Today, our collective task is to rekindle the orig­inal spirit of the founding of the United Nations and to build the smart coalitions needed to overcome the growing bottlenecks (whether institutional, political, financial, or psycholog­ical) to solving humanity’s inextricably global problems. In support of like-minded countries and civil society networks, such as those affil­iated with the intergovernmental Alliance for Multilateralism and the civil society-led net­works UN2020 and Together First, this report offers a roadmap for strengthening global co­operation in the form of practical guidelines:

Orient near-term global governance innovation and strengthening agendas to the COVID-19 public health emergency and the broader socioeconomic recovery response.

Prioritize the adoption of and, if possible, augment the UN75 Declaration commitments made during the 75th Session of the UN General Assembly (September 2020–September 2021).

Support actively a new Expert Advisory Group on Inclusive Global Governance.

Design and advocate a World Summit on Inclusive Global Governance, to be held no later than September 2023.

The world’s governance institutions at all levels need to keep pace with growing global economic, social, political, technological, and environmental challenges and opportunities.

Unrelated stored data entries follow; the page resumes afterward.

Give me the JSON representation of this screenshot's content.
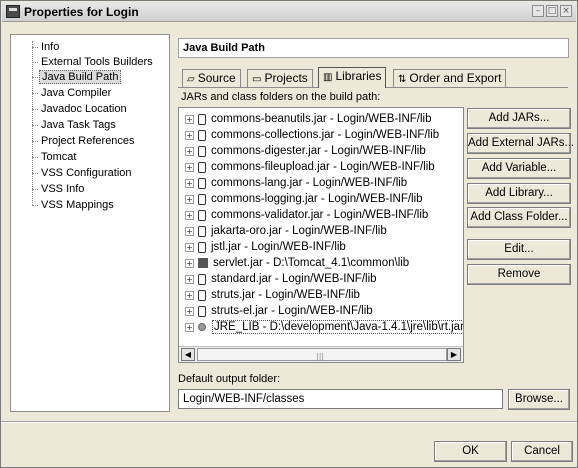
{
  "window": {
    "title": "Properties for Login",
    "controls": {
      "minimize": "–",
      "maximize": "□",
      "close": "×"
    }
  },
  "nav": {
    "items": [
      {
        "label": "Info",
        "selected": false
      },
      {
        "label": "External Tools Builders",
        "selected": false
      },
      {
        "label": "Java Build Path",
        "selected": true
      },
      {
        "label": "Java Compiler",
        "selected": false
      },
      {
        "label": "Javadoc Location",
        "selected": false
      },
      {
        "label": "Java Task Tags",
        "selected": false
      },
      {
        "label": "Project References",
        "selected": false
      },
      {
        "label": "Tomcat",
        "selected": false
      },
      {
        "label": "VSS Configuration",
        "selected": false
      },
      {
        "label": "VSS Info",
        "selected": false
      },
      {
        "label": "VSS Mappings",
        "selected": false
      }
    ]
  },
  "page": {
    "title": "Java Build Path",
    "tabs": [
      {
        "label": "Source",
        "icon": "source-folder-icon",
        "active": false
      },
      {
        "label": "Projects",
        "icon": "projects-icon",
        "active": false
      },
      {
        "label": "Libraries",
        "icon": "libraries-icon",
        "active": true
      },
      {
        "label": "Order and Export",
        "icon": "order-icon",
        "active": false
      }
    ],
    "section_label": "JARs and class folders on the build path:",
    "libraries": [
      {
        "label": "commons-beanutils.jar - Login/WEB-INF/lib",
        "kind": "jar"
      },
      {
        "label": "commons-collections.jar - Login/WEB-INF/lib",
        "kind": "jar"
      },
      {
        "label": "commons-digester.jar - Login/WEB-INF/lib",
        "kind": "jar"
      },
      {
        "label": "commons-fileupload.jar - Login/WEB-INF/lib",
        "kind": "jar"
      },
      {
        "label": "commons-lang.jar - Login/WEB-INF/lib",
        "kind": "jar"
      },
      {
        "label": "commons-logging.jar - Login/WEB-INF/lib",
        "kind": "jar"
      },
      {
        "label": "commons-validator.jar - Login/WEB-INF/lib",
        "kind": "jar"
      },
      {
        "label": "jakarta-oro.jar - Login/WEB-INF/lib",
        "kind": "jar"
      },
      {
        "label": "jstl.jar - Login/WEB-INF/lib",
        "kind": "jar"
      },
      {
        "label": "servlet.jar - D:\\Tomcat_4.1\\common\\lib",
        "kind": "external-jar"
      },
      {
        "label": "standard.jar - Login/WEB-INF/lib",
        "kind": "jar"
      },
      {
        "label": "struts.jar - Login/WEB-INF/lib",
        "kind": "jar"
      },
      {
        "label": "struts-el.jar - Login/WEB-INF/lib",
        "kind": "jar"
      },
      {
        "label": "JRE_LIB - D:\\development\\Java-1.4.1\\jre\\lib\\rt.jar",
        "kind": "variable",
        "selected": true
      }
    ],
    "buttons": {
      "add_jars": "Add JARs...",
      "add_external_jars": "Add External JARs...",
      "add_variable": "Add Variable...",
      "add_library": "Add Library...",
      "add_class_folder": "Add Class Folder...",
      "edit": "Edit...",
      "remove": "Remove"
    },
    "output_label": "Default output folder:",
    "output_value": "Login/WEB-INF/classes",
    "browse": "Browse..."
  },
  "footer": {
    "ok": "OK",
    "cancel": "Cancel"
  }
}
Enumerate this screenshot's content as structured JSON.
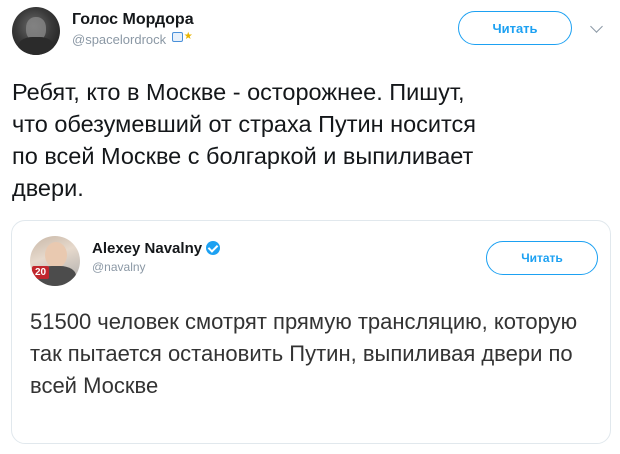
{
  "tweet": {
    "author_name": "Голос Мордора",
    "author_handle": "@spacelordrock",
    "follow_label": "Читать",
    "text": "Ребят, кто в Москве - осторожнее. Пишут,\nчто обезумевший от страха Путин носится\nпо всей Москве с болгаркой и выпиливает\nдвери."
  },
  "quoted_tweet": {
    "author_name": "Alexey Navalny",
    "author_handle": "@navalny",
    "follow_label": "Читать",
    "avatar_badge": "20",
    "text": "51500 человек смотрят прямую трансляцию, которую так пытается остановить Путин, выпиливая двери по всей Москве"
  },
  "icons": {
    "verified": "verified-check-icon",
    "menu": "chevron-down-icon"
  },
  "colors": {
    "accent": "#1da1f2",
    "text": "#14171a",
    "muted": "#8b98a5",
    "border": "#e1e8ed"
  }
}
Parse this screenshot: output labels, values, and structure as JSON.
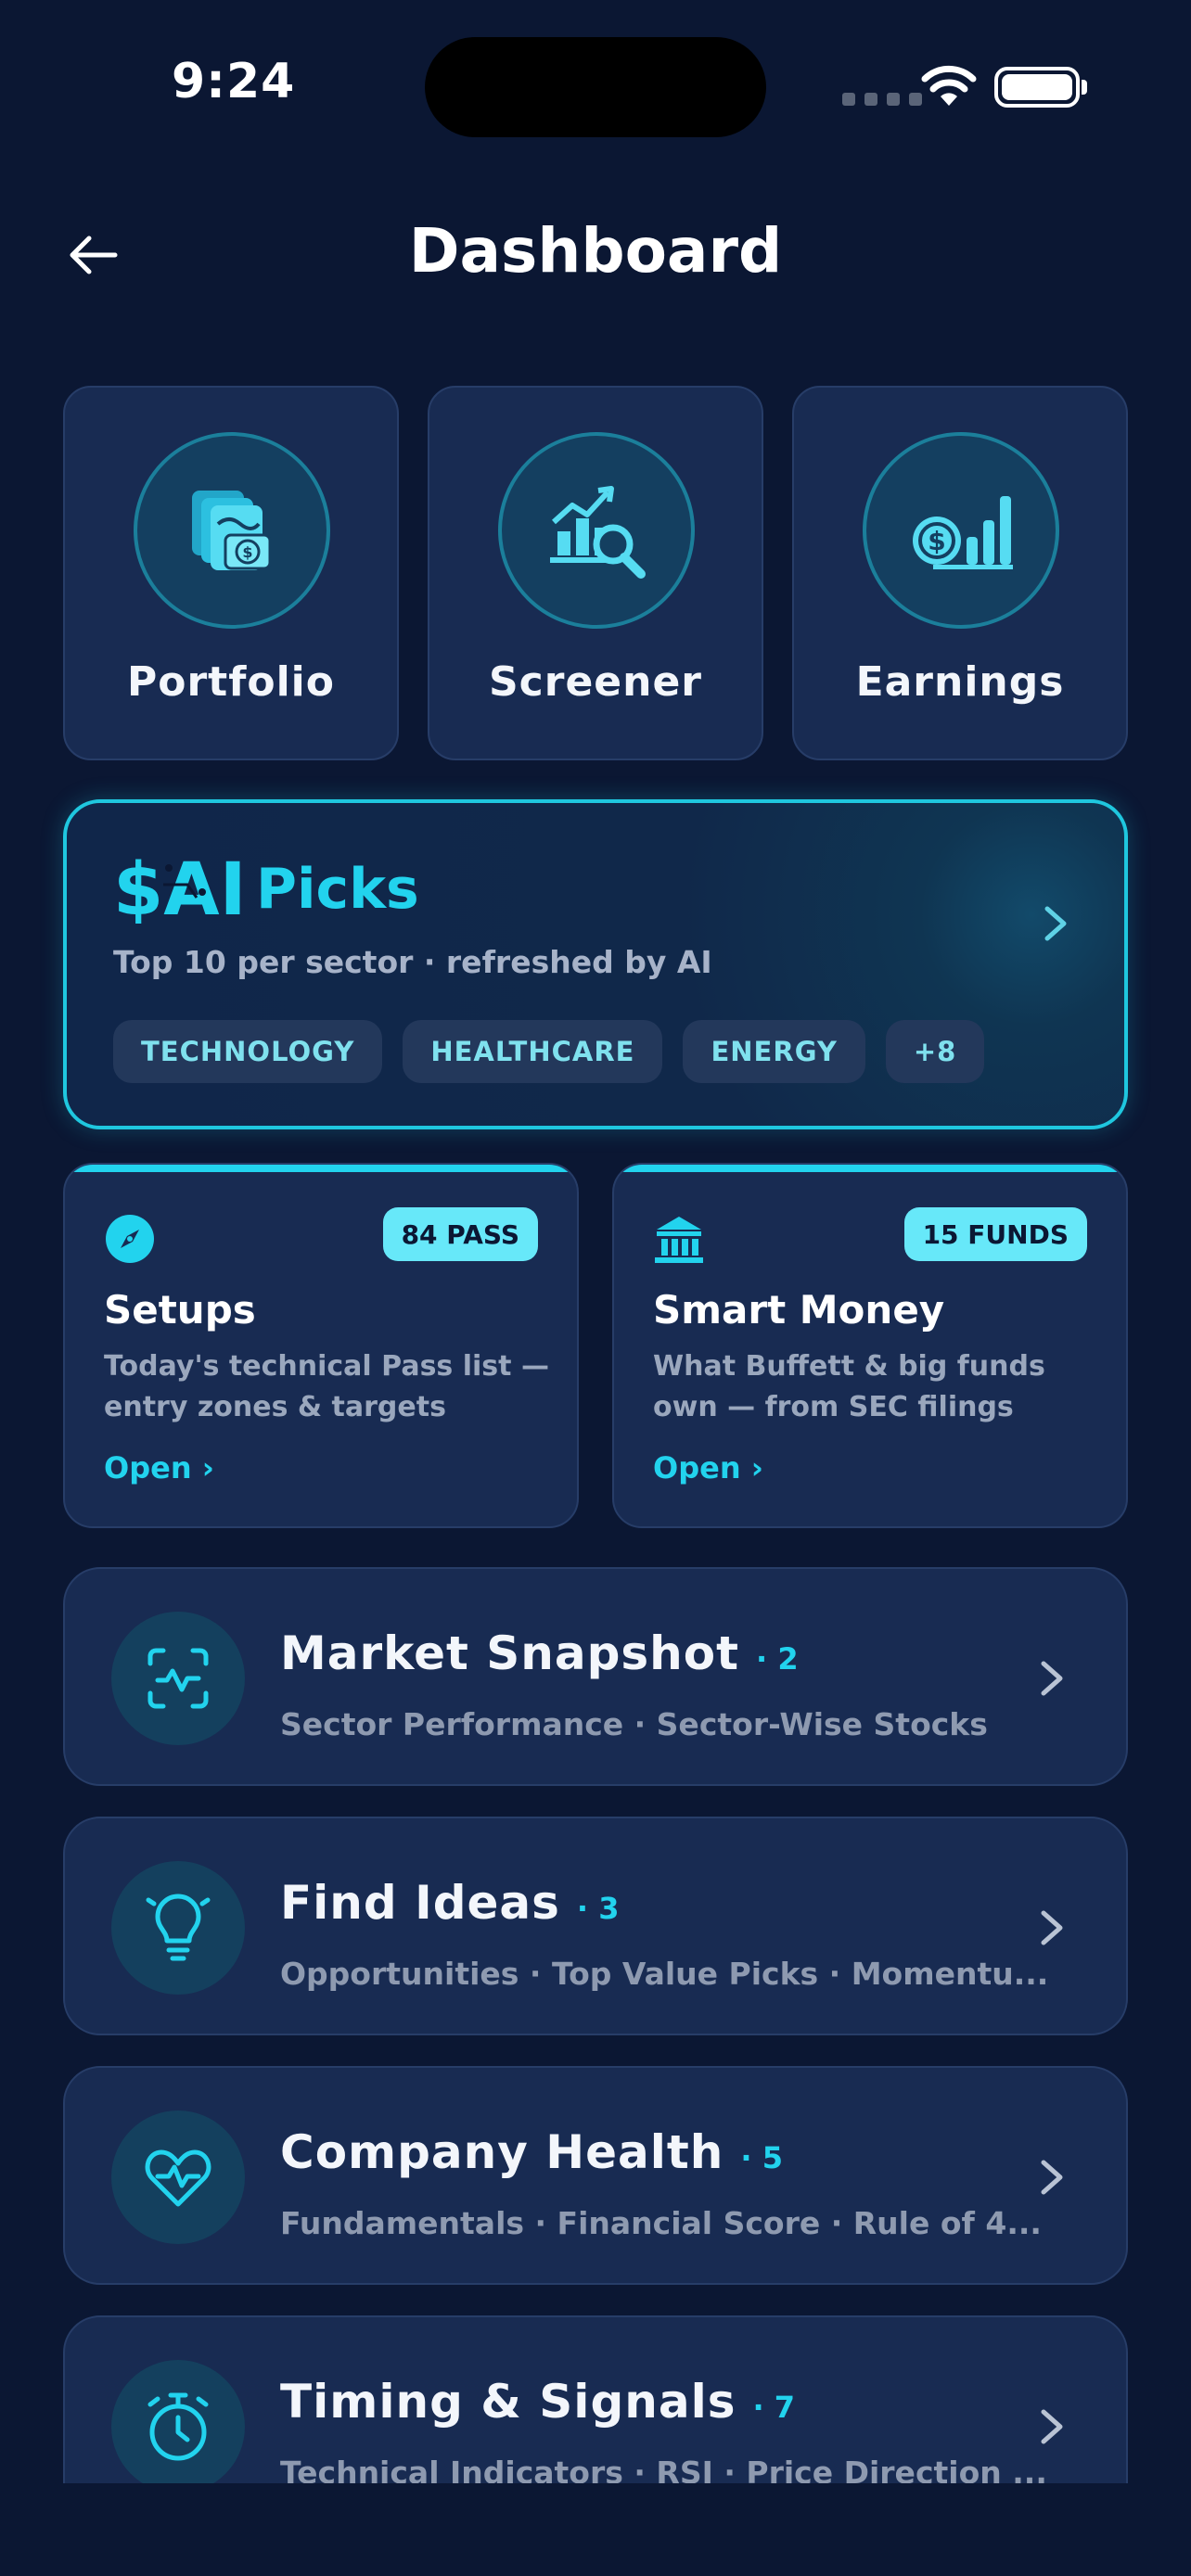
{
  "status_bar": {
    "time": "9:24"
  },
  "header": {
    "title": "Dashboard"
  },
  "tiles": [
    {
      "label": "Portfolio",
      "icon": "portfolio-cash-icon"
    },
    {
      "label": "Screener",
      "icon": "chart-search-icon"
    },
    {
      "label": "Earnings",
      "icon": "coin-bars-icon"
    }
  ],
  "ai_picks": {
    "logo_text": "$AI",
    "title": "Picks",
    "subtitle": "Top 10 per sector · refreshed by AI",
    "chips": [
      "TECHNOLOGY",
      "HEALTHCARE",
      "ENERGY",
      "+8"
    ]
  },
  "cards": [
    {
      "title": "Setups",
      "badge": "84 PASS",
      "description": "Today's technical Pass list — entry zones & targets",
      "link": "Open ›",
      "icon": "compass-icon"
    },
    {
      "title": "Smart Money",
      "badge": "15 FUNDS",
      "description": "What Buffett & big funds own — from SEC filings",
      "link": "Open ›",
      "icon": "bank-icon"
    }
  ],
  "rows": [
    {
      "title": "Market Snapshot",
      "count": "· 2",
      "subtitle": "Sector Performance · Sector-Wise Stocks",
      "icon": "activity-scan-icon"
    },
    {
      "title": "Find Ideas",
      "count": "· 3",
      "subtitle": "Opportunities · Top Value Picks · Momentu...",
      "icon": "lightbulb-icon"
    },
    {
      "title": "Company Health",
      "count": "· 5",
      "subtitle": "Fundamentals · Financial Score · Rule of 4...",
      "icon": "heart-pulse-icon"
    },
    {
      "title": "Timing & Signals",
      "count": "· 7",
      "subtitle": "Technical Indicators · RSI · Price Direction ...",
      "icon": "stopwatch-icon"
    }
  ],
  "colors": {
    "background": "#0b1733",
    "card": "#182b52",
    "accent": "#22d3ee",
    "badge": "#67e8f9"
  }
}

If present crises and conflicts have created both the imperative and the conditions for a new “San Francisco Moment,” seizing this mo­ment will depend, in large part, on enlightened leaders who give equal weight to and pursue, simultaneously, both global security and jus­tice goals—or “just security”—when rethink­ing how humanity may best tackle 21st century global problems.

Fortunately, our leaders are not alone on this pivotal journey. Underpinned by a global civic ethic for a more just and peaceful world, civ­il society groups worldwide—from religious communities and volunteer associations to social movements, journalists, and business leaders—are poised to mobilize public pres­sure for progressive global change. Joining the ideas, partnerships, and legitimacy of both traditional national and increasingly power­ful transnational actors in common cause to address common goals will usher in a new, more inclusive era of global governance. The present breakdown in global governance can, in effect, be turned on its head. Inspired by our forebears in San Francisco, we can continue to pull through adversity and chart a more hope­ful course for all humanity.